Abstract :
[en] High Performance Computing (HPC) is nowadays a strategic asset required to sustain the surging demands for massive processing and data-analytic capabilities. In practice, the effective management of such large scale and distributed computing infrastructures is left to a Resource and Job Management System (RJMS). This essential middleware component is responsible for managing the computing resources, handling user requests to allocate resources while providing an optimized framework for starting, executing and monitoring jobs on the allocated resources. The University of Luxembourg has been operating for 15 years a large academic HPC facility which relies since 2017 on the Slurm RJMS introduced on top of the flagship cluster Iris. The acquisition of a new liquid-cooled supercomputer named Aion which was released in 2021 was the occasion to deeply review and optimize the seminal Slurm configuration, the resource limits defined and the sustaining fairsharing algorithm.

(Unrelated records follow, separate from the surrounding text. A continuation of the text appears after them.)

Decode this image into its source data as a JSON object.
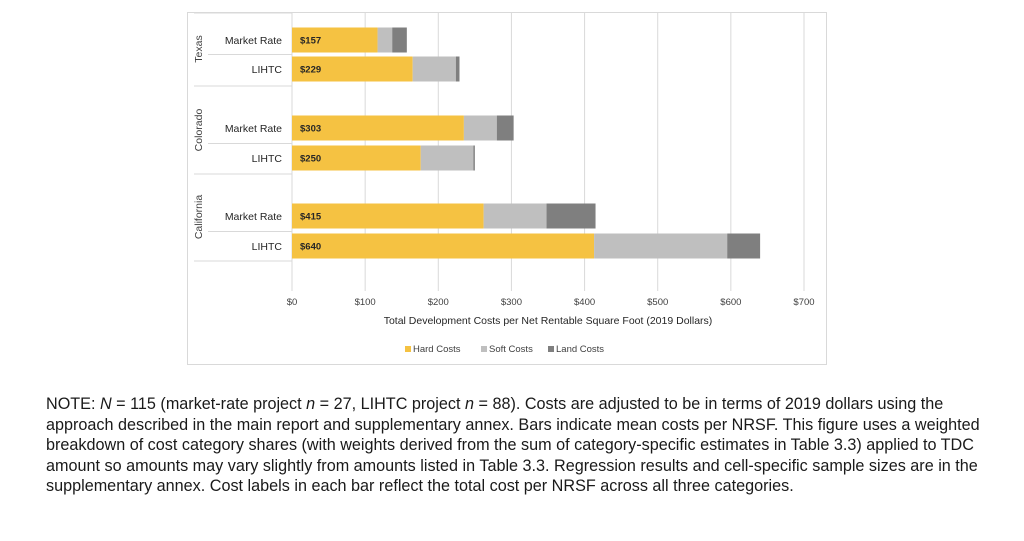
{
  "chart_data": {
    "type": "bar",
    "orientation": "horizontal",
    "stacked": true,
    "groups": [
      {
        "name": "Texas",
        "categories": [
          "Market Rate",
          "LIHTC"
        ]
      },
      {
        "name": "Colorado",
        "categories": [
          "Market Rate",
          "LIHTC"
        ]
      },
      {
        "name": "California",
        "categories": [
          "Market Rate",
          "LIHTC"
        ]
      }
    ],
    "series": [
      {
        "name": "Hard Costs",
        "color": "#f5c242",
        "values": [
          117,
          165,
          235,
          176,
          262,
          413
        ]
      },
      {
        "name": "Soft Costs",
        "color": "#bfbfbf",
        "values": [
          20,
          59,
          45,
          72,
          86,
          182
        ]
      },
      {
        "name": "Land Costs",
        "color": "#7f7f7f",
        "values": [
          20,
          5,
          23,
          2,
          67,
          45
        ]
      }
    ],
    "totals": [
      "$157",
      "$229",
      "$303",
      "$250",
      "$415",
      "$640"
    ],
    "xlabel": "Total Development Costs per Net Rentable Square Foot (2019 Dollars)",
    "xlim": [
      0,
      700
    ],
    "xticks": [
      "$0",
      "$100",
      "$200",
      "$300",
      "$400",
      "$500",
      "$600",
      "$700"
    ],
    "gridlines": true,
    "legend_position": "bottom"
  },
  "note": {
    "prefix": "NOTE: ",
    "n_symbol": "N",
    "n_text": " = 115 (market-rate project ",
    "n2_symbol": "n",
    "n2_text": " = 27, LIHTC project ",
    "n3_symbol": "n",
    "rest": " = 88). Costs are adjusted to be in terms of 2019 dollars using the approach described in the main report and supplementary annex. Bars indicate mean costs per NRSF. This figure uses a weighted breakdown of cost category shares (with weights derived from the sum of category-specific estimates in Table 3.3) applied to TDC amount so amounts may vary slightly from amounts listed in Table 3.3. Regression results and cell-specific sample sizes are in the supplementary annex. Cost labels in each bar reflect the total cost per NRSF across all three categories."
  }
}
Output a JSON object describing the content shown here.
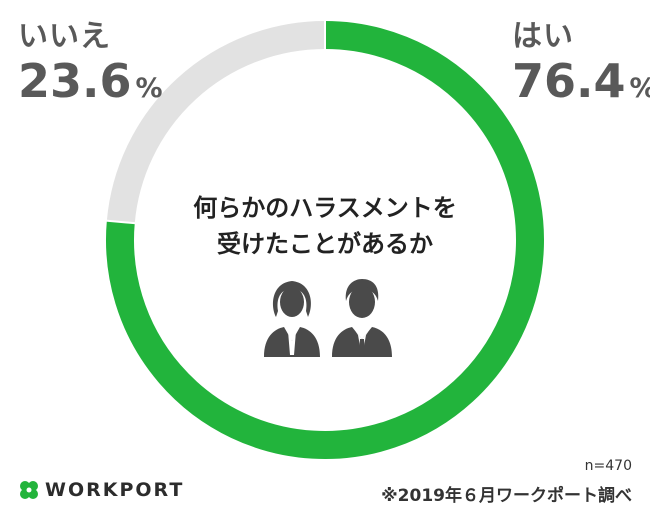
{
  "chart_data": {
    "type": "pie",
    "style": "donut",
    "title": "何らかのハラスメントを受けたことがあるか",
    "title_lines": [
      "何らかのハラスメントを",
      "受けたことがあるか"
    ],
    "categories": [
      "はい",
      "いいえ"
    ],
    "values": [
      76.4,
      23.6
    ],
    "unit": "%",
    "value_labels": [
      "76.4",
      "23.6"
    ],
    "colors": [
      "#22b43c",
      "#e2e2e2"
    ],
    "sample_size": "n=470",
    "source": "※2019年６月ワークポート調べ"
  },
  "logo": {
    "text": "WORKPORT",
    "color": "#23b43c"
  },
  "icons": [
    "woman-user-icon",
    "man-user-icon",
    "clover-logo-icon"
  ]
}
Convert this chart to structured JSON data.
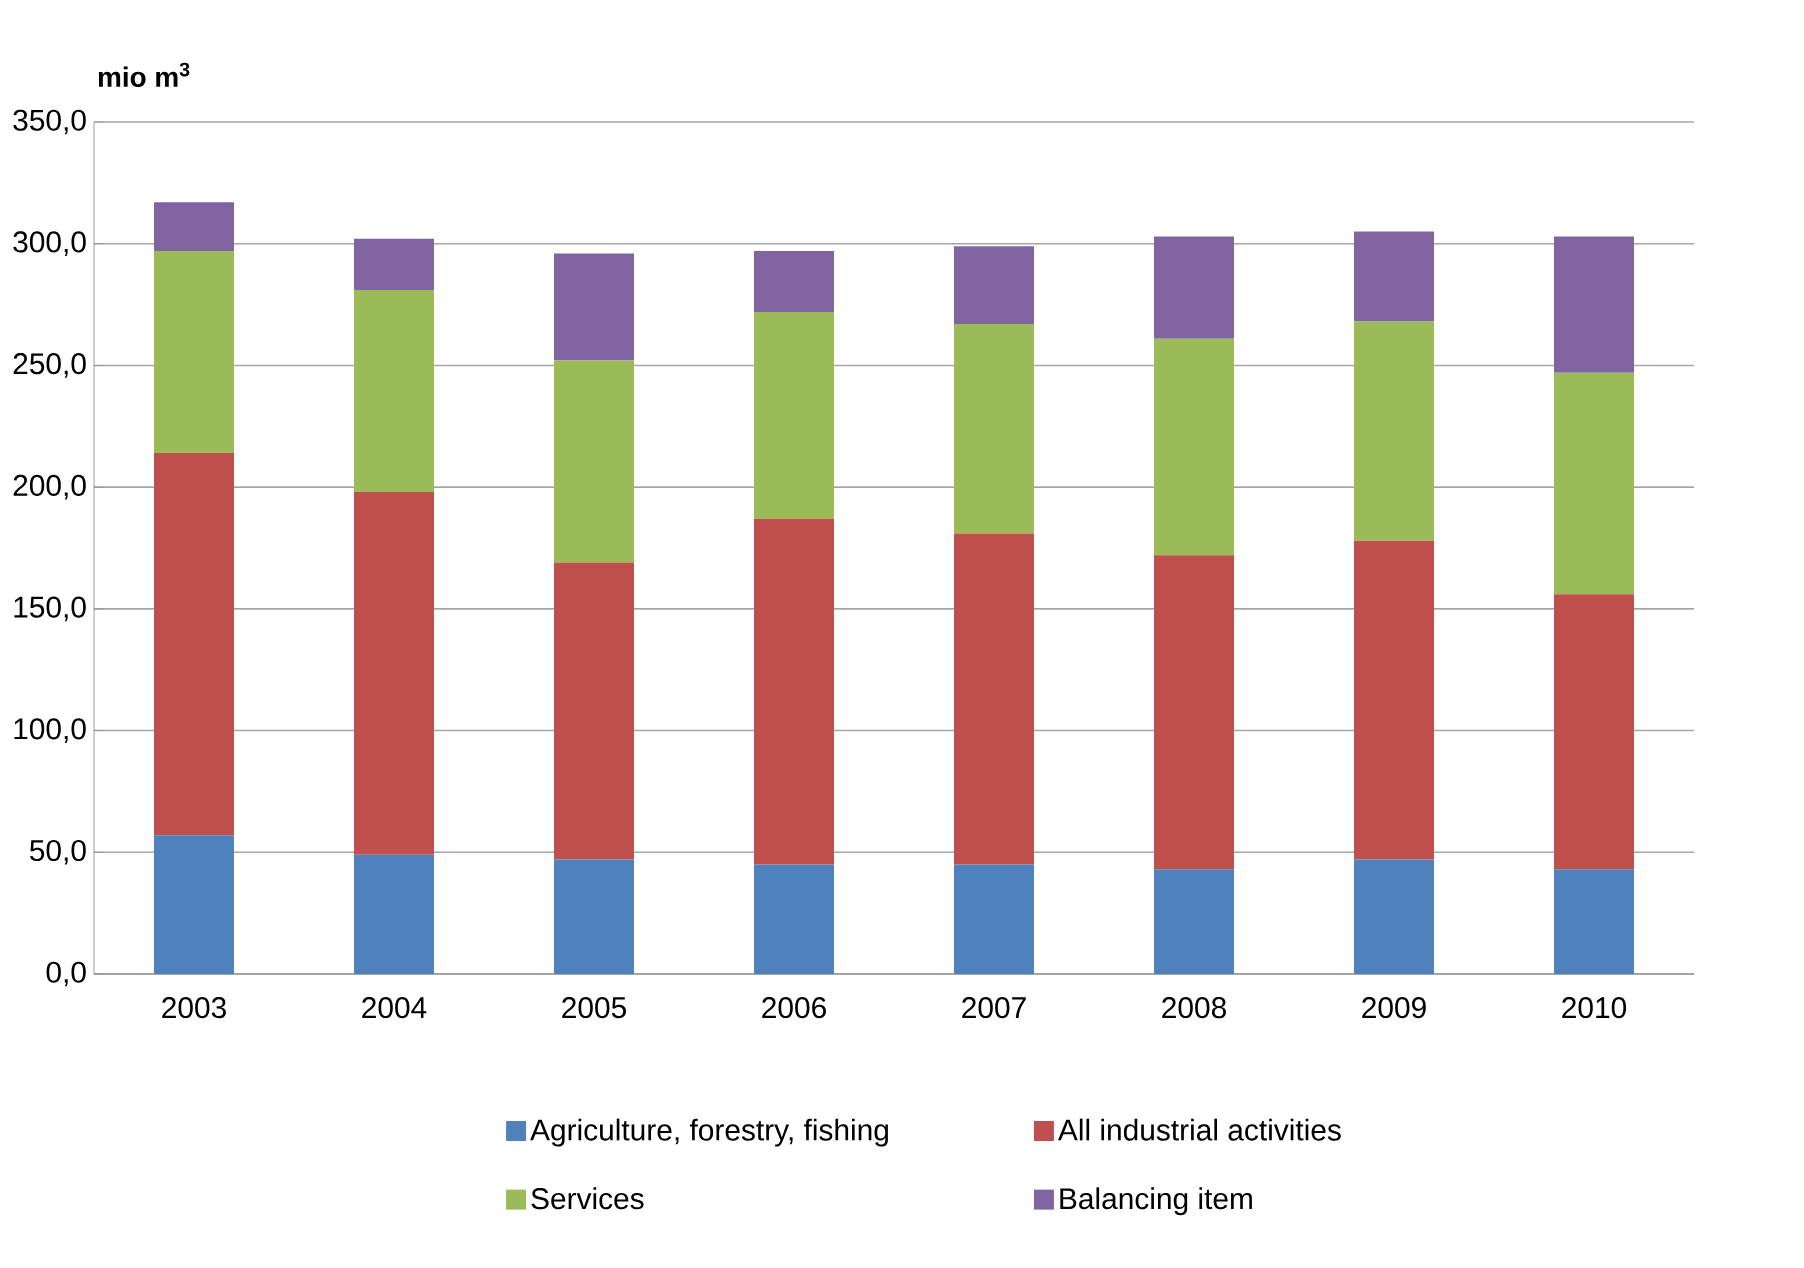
{
  "chart_data": {
    "type": "bar",
    "stacked": true,
    "ylabel": "mio m$^{3}$",
    "categories": [
      "2003",
      "2004",
      "2005",
      "2006",
      "2007",
      "2008",
      "2009",
      "2010"
    ],
    "series": [
      {
        "name": "Agriculture, forestry, fishing",
        "color": "#4f81bd",
        "values": [
          57,
          49,
          47,
          45,
          45,
          43,
          47,
          43
        ]
      },
      {
        "name": "All industrial activities",
        "color": "#c0504d",
        "values": [
          157,
          149,
          122,
          142,
          136,
          129,
          131,
          113
        ]
      },
      {
        "name": "Services",
        "color": "#9bbb59",
        "values": [
          83,
          83,
          83,
          85,
          86,
          89,
          90,
          91
        ]
      },
      {
        "name": "Balancing item",
        "color": "#8064a2",
        "values": [
          20,
          21,
          44,
          25,
          32,
          42,
          37,
          56
        ]
      }
    ],
    "ylim": [
      0,
      350
    ],
    "yticks": [
      {
        "value": 0,
        "label": "0,0"
      },
      {
        "value": 50,
        "label": "50,0"
      },
      {
        "value": 100,
        "label": "100,0"
      },
      {
        "value": 150,
        "label": "150,0"
      },
      {
        "value": 200,
        "label": "200,0"
      },
      {
        "value": 250,
        "label": "250,0"
      },
      {
        "value": 300,
        "label": "300,0"
      },
      {
        "value": 350,
        "label": "350,0"
      }
    ],
    "grid": "y",
    "legend": "bottom"
  }
}
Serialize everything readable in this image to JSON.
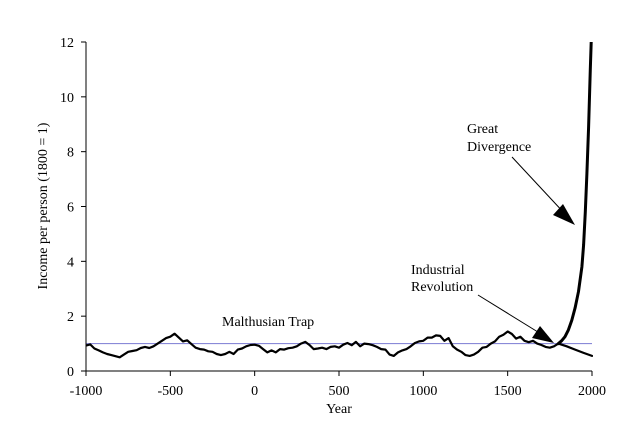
{
  "chart_data": {
    "type": "line",
    "title": "",
    "xlabel": "Year",
    "ylabel": "Income per person (1800 = 1)",
    "xlim": [
      -1000,
      2000
    ],
    "ylim": [
      0,
      12
    ],
    "x_ticks": [
      "-1000",
      "-500",
      "0",
      "500",
      "1000",
      "1500",
      "2000"
    ],
    "y_ticks": [
      "0",
      "2",
      "4",
      "6",
      "8",
      "10",
      "12"
    ],
    "grid": false,
    "legend": "none",
    "reference_line": {
      "y": 1,
      "color": "#8a8ad8"
    },
    "series": [
      {
        "color": "#000000",
        "x": [
          -1000,
          -975,
          -950,
          -925,
          -900,
          -875,
          -850,
          -825,
          -800,
          -775,
          -750,
          -725,
          -700,
          -675,
          -650,
          -625,
          -600,
          -575,
          -550,
          -525,
          -500,
          -475,
          -450,
          -425,
          -400,
          -375,
          -350,
          -325,
          -300,
          -275,
          -250,
          -225,
          -200,
          -175,
          -150,
          -125,
          -100,
          -75,
          -50,
          -25,
          0,
          25,
          50,
          75,
          100,
          125,
          150,
          175,
          200,
          225,
          250,
          275,
          300,
          325,
          350,
          375,
          400,
          425,
          450,
          475,
          500,
          525,
          550,
          575,
          600,
          625,
          650,
          675,
          700,
          725,
          750,
          775,
          800,
          825,
          850,
          875,
          900,
          925,
          950,
          975,
          1000,
          1025,
          1050,
          1075,
          1100,
          1125,
          1150,
          1175,
          1200,
          1225,
          1250,
          1275,
          1300,
          1325,
          1350,
          1375,
          1400,
          1425,
          1450,
          1475,
          1500,
          1525,
          1550,
          1575,
          1600,
          1625,
          1650,
          1675,
          1700,
          1725,
          1750,
          1775,
          1800
        ],
        "y": [
          0.93,
          0.97,
          0.82,
          0.75,
          0.68,
          0.62,
          0.58,
          0.54,
          0.5,
          0.6,
          0.7,
          0.73,
          0.76,
          0.84,
          0.88,
          0.84,
          0.9,
          1.0,
          1.1,
          1.2,
          1.25,
          1.36,
          1.22,
          1.08,
          1.12,
          0.98,
          0.85,
          0.8,
          0.78,
          0.72,
          0.7,
          0.62,
          0.58,
          0.62,
          0.7,
          0.62,
          0.78,
          0.82,
          0.9,
          0.95,
          0.96,
          0.92,
          0.8,
          0.68,
          0.75,
          0.68,
          0.8,
          0.78,
          0.83,
          0.85,
          0.9,
          1.0,
          1.06,
          0.95,
          0.8,
          0.82,
          0.85,
          0.8,
          0.88,
          0.9,
          0.85,
          0.96,
          1.02,
          0.94,
          1.06,
          0.9,
          1.0,
          0.98,
          0.94,
          0.88,
          0.8,
          0.78,
          0.6,
          0.55,
          0.68,
          0.75,
          0.8,
          0.9,
          1.02,
          1.08,
          1.1,
          1.22,
          1.22,
          1.3,
          1.28,
          1.1,
          1.2,
          0.9,
          0.78,
          0.7,
          0.58,
          0.55,
          0.6,
          0.7,
          0.85,
          0.88,
          1.0,
          1.08,
          1.25,
          1.32,
          1.44,
          1.35,
          1.18,
          1.25,
          1.1,
          1.05,
          1.1,
          1.0,
          0.95,
          0.88,
          0.85,
          0.9,
          1.0
        ]
      },
      {
        "color": "#000000",
        "x": [
          1800,
          1850,
          1900,
          1950,
          2000
        ],
        "y": [
          1.0,
          0.9,
          0.78,
          0.66,
          0.55
        ]
      },
      {
        "color": "#000000",
        "x": [
          1800,
          1820,
          1840,
          1860,
          1880,
          1900,
          1920,
          1940,
          1950,
          1960,
          1970,
          1980,
          1990,
          1995
        ],
        "y": [
          1.0,
          1.1,
          1.25,
          1.5,
          1.85,
          2.3,
          2.9,
          3.8,
          4.6,
          5.8,
          7.2,
          8.9,
          11.0,
          12.0
        ]
      }
    ],
    "annotations": [
      {
        "label": "Malthusian Trap"
      },
      {
        "label": "Industrial Revolution",
        "lines": [
          "Industrial",
          "Revolution"
        ]
      },
      {
        "label": "Great Divergence",
        "lines": [
          "Great",
          "Divergence"
        ]
      }
    ]
  }
}
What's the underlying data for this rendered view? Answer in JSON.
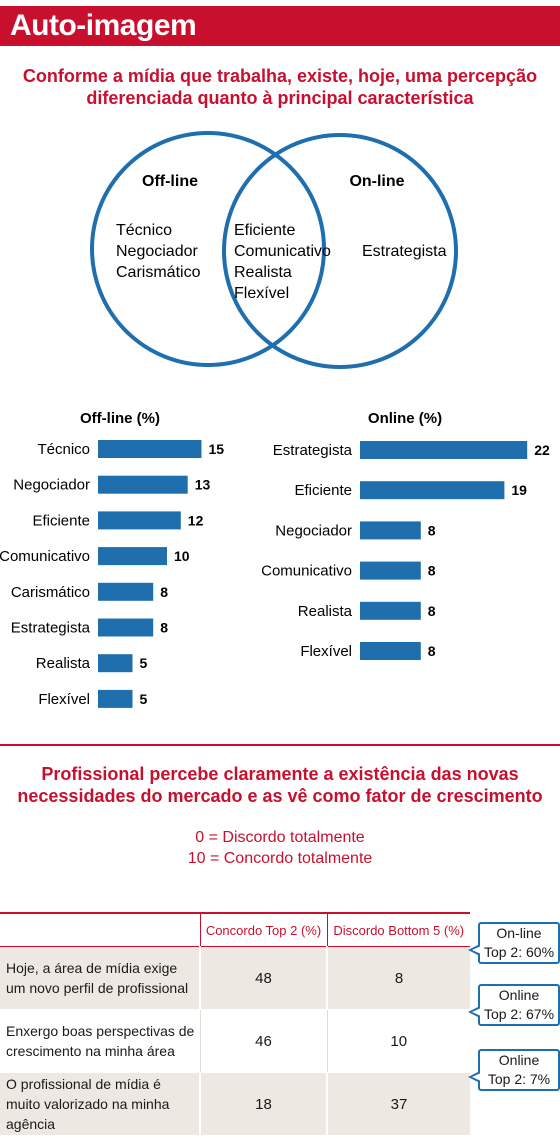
{
  "header": {
    "title": "Auto-imagem"
  },
  "section1": {
    "subtitle_line1": "Conforme a mídia que trabalha, existe, hoje, uma percepção",
    "subtitle_line2": "diferenciada quanto à principal característica"
  },
  "venn": {
    "left_title": "Off-line",
    "right_title": "On-line",
    "left_items": [
      "Técnico",
      "Negociador",
      "Carismático"
    ],
    "center_items": [
      "Eficiente",
      "Comunicativo",
      "Realista",
      "Flexível"
    ],
    "right_items": [
      "Estrategista"
    ]
  },
  "colors": {
    "accent": "#c8102e",
    "bar": "#1f6fae",
    "shade": "#ede9e2"
  },
  "chart_data": [
    {
      "type": "bar",
      "orientation": "horizontal",
      "title": "Off-line (%)",
      "categories": [
        "Técnico",
        "Negociador",
        "Eficiente",
        "Comunicativo",
        "Carismático",
        "Estrategista",
        "Realista",
        "Flexível"
      ],
      "values": [
        15,
        13,
        12,
        10,
        8,
        8,
        5,
        5
      ]
    },
    {
      "type": "bar",
      "orientation": "horizontal",
      "title": "Online (%)",
      "categories": [
        "Estrategista",
        "Eficiente",
        "Negociador",
        "Comunicativo",
        "Realista",
        "Flexível"
      ],
      "values": [
        22,
        19,
        8,
        8,
        8,
        8
      ]
    }
  ],
  "section2": {
    "subtitle_line1": "Profissional percebe claramente a existência das novas",
    "subtitle_line2": "necessidades do mercado e as vê como fator de crescimento",
    "scale_low": "0 = Discordo totalmente",
    "scale_high": "10 = Concordo totalmente"
  },
  "survey": {
    "columns": [
      "",
      "Concordo Top 2 (%)",
      "Discordo Bottom 5 (%)"
    ],
    "rows": [
      {
        "question": "Hoje, a área de mídia exige um novo perfil de profissional",
        "top2": "48",
        "bottom5": "8",
        "callout_line1": "On-line",
        "callout_line2": "Top 2: 60%"
      },
      {
        "question": "Enxergo boas perspectivas de crescimento na minha área",
        "top2": "46",
        "bottom5": "10",
        "callout_line1": "Online",
        "callout_line2": "Top 2: 67%"
      },
      {
        "question": "O profissional de mídia é muito valorizado na minha agência",
        "top2": "18",
        "bottom5": "37",
        "callout_line1": "Online",
        "callout_line2": "Top 2: 7%"
      }
    ]
  }
}
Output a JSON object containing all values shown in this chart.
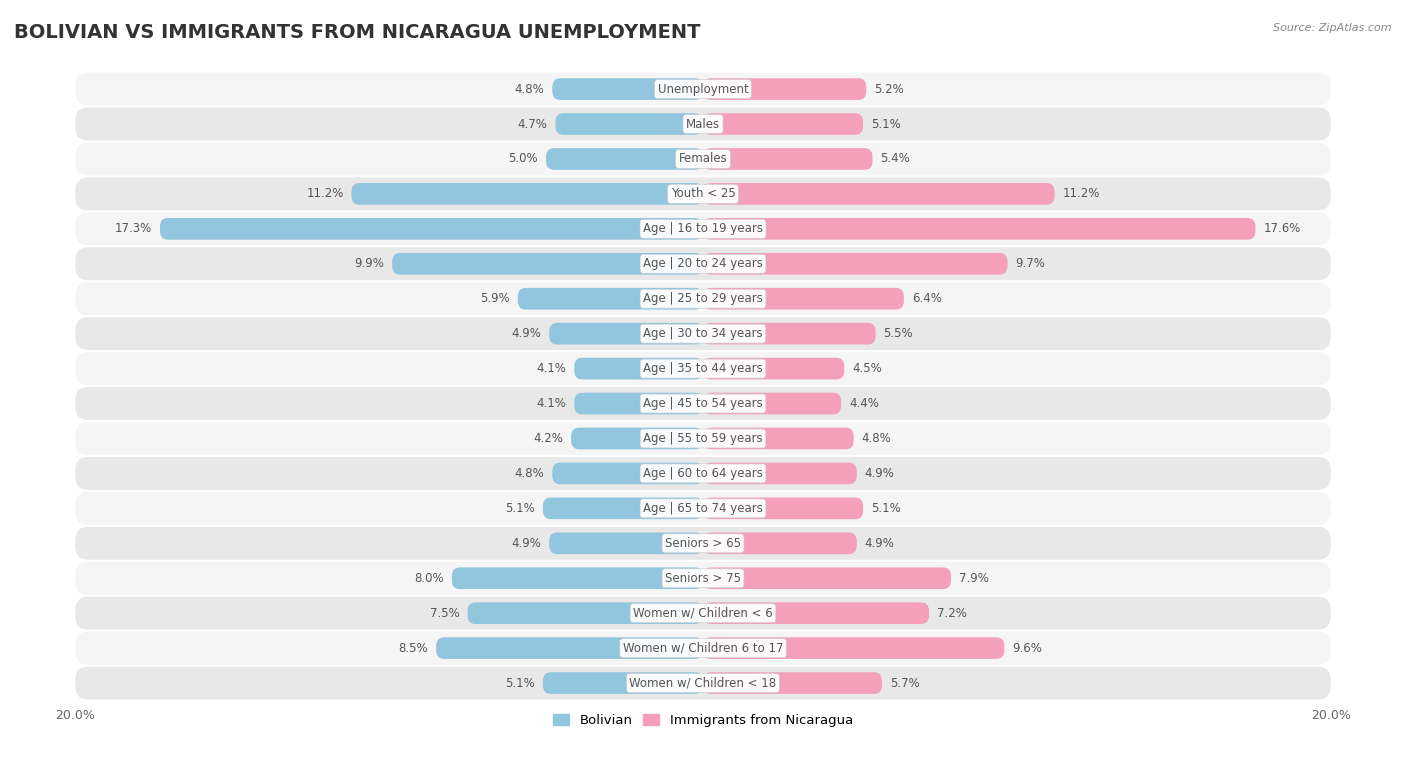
{
  "title": "BOLIVIAN VS IMMIGRANTS FROM NICARAGUA UNEMPLOYMENT",
  "source": "Source: ZipAtlas.com",
  "categories": [
    "Unemployment",
    "Males",
    "Females",
    "Youth < 25",
    "Age | 16 to 19 years",
    "Age | 20 to 24 years",
    "Age | 25 to 29 years",
    "Age | 30 to 34 years",
    "Age | 35 to 44 years",
    "Age | 45 to 54 years",
    "Age | 55 to 59 years",
    "Age | 60 to 64 years",
    "Age | 65 to 74 years",
    "Seniors > 65",
    "Seniors > 75",
    "Women w/ Children < 6",
    "Women w/ Children 6 to 17",
    "Women w/ Children < 18"
  ],
  "bolivian": [
    4.8,
    4.7,
    5.0,
    11.2,
    17.3,
    9.9,
    5.9,
    4.9,
    4.1,
    4.1,
    4.2,
    4.8,
    5.1,
    4.9,
    8.0,
    7.5,
    8.5,
    5.1
  ],
  "nicaragua": [
    5.2,
    5.1,
    5.4,
    11.2,
    17.6,
    9.7,
    6.4,
    5.5,
    4.5,
    4.4,
    4.8,
    4.9,
    5.1,
    4.9,
    7.9,
    7.2,
    9.6,
    5.7
  ],
  "bolivian_color": "#92c5de",
  "nicaragua_color": "#f4a0bb",
  "row_color_even": "#f5f5f5",
  "row_color_odd": "#e8e8e8",
  "bg_color": "#ffffff",
  "max_val": 20.0,
  "title_fontsize": 14,
  "label_fontsize": 8.5,
  "value_fontsize": 8.5
}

This paper presents the outcomes of this study and details the implemented RJMS policy. The impact of the decisions made over the supercomputers workloads is also described. In particular, the performance evaluation conducted highlights that when compared to the seminal configuration, the described and implemented environment brought concrete and measurable improvements with regards the platform utilization (+12.64%), the jobs efficiency (as measured by the average Wall-time Request Accuracy, improved by 110.81%) or the management and funding (increased by 10%). The systems demonstrated sustainable and scalable HPC performances, and this effort has led to a negligible penalty on the average slowdown metric (response time normalized by runtime), which was increased by 0.59% for job workloads covering a complete year of exercise. Overall, this new setup has been in production for 18 months on both supercomputers and the updated model proves to bring a fairer and more satisfying experience to the end users. The proposed configurations and policies may help other HPC centres when designing or improving the RJMS sustaining the job scheduling strategy at the advent of computing capacity expansions.